A minor issue with register allocator

Previous Topic Next Topic
 
classic Classic list List threaded Threaded
9 messages Options
Reply | Threaded
Open this post in threaded view
|

A minor issue with register allocator

Igor Stasenko
I'm currently testing my asm-parser.
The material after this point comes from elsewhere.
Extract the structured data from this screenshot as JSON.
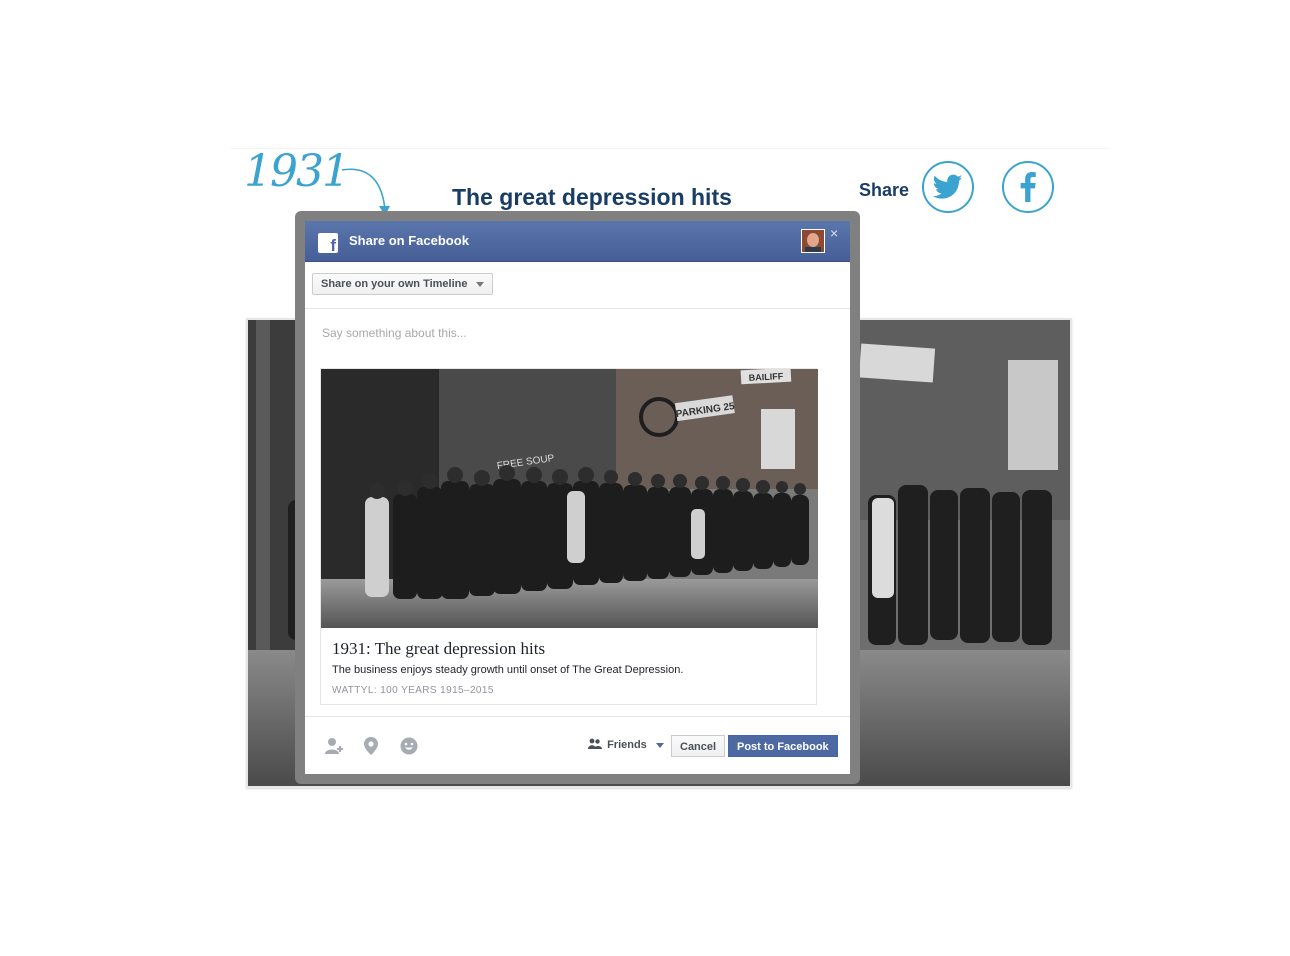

And found it generates unneeded
instruction (mov eax,eax):
code of asm method:

message4: arg1 with: arg2
        | b c |
        self pragma: #cdecl.
        c := arg1 + arg2.
        b := arg1 / arg2.
        ^ c + b

produced intermediate by parser:
#(#(#block 1
#(#mov #(#add #(#argument #arg1) #(#argument #arg2)) #c)
#(#mov #(#div #(#argument #arg1) #(#argument #arg2) 'temp7D6') #b)
#(#return #(#add #c #b))))

then with transformed arguments and cdecl prologue/epilogue:
#(#(#block 1 #(#push #ebp) #(#mov #esp #ebp)) #(#block 3
 #(#mov #(#add #(#mem #(#add #ebp -4)) #(#mem #(#add #ebp -8))) 't1')
#(#mov #(#div #(#mem #(#add #ebp -4)) #(#mem #(#add #ebp -8)) 't3') 't2')
#(#mov #(#add 't1' 't2') #eax) #(#jmp #block2)) #(#block 2 #(#mov #ebp
#esp) #(#pop #ebp) #(#ret)))

and then i using
LowLevelOptimiser ->InstructionSelector -> ColouringRegisterAllocator
-> JumpRemover :

#(#(#block 1 #(#push #ebp) #(#mov #esp #ebp)) #(#block 3 #(#mov #(-8
#ebp) #ebx) #(#add #(-4 #ebp) #ebx) #(#mov #(-4 #ebp) #eax) #(#mov
#(-8 #ebp) #ecx) #(#cdq) #(#div #ecx)

#(#mov #eax #eax)

#(#add #ebx #eax)) #(#block 2 #(#mov #ebp #esp) #(#pop #ebp) #(#ret)))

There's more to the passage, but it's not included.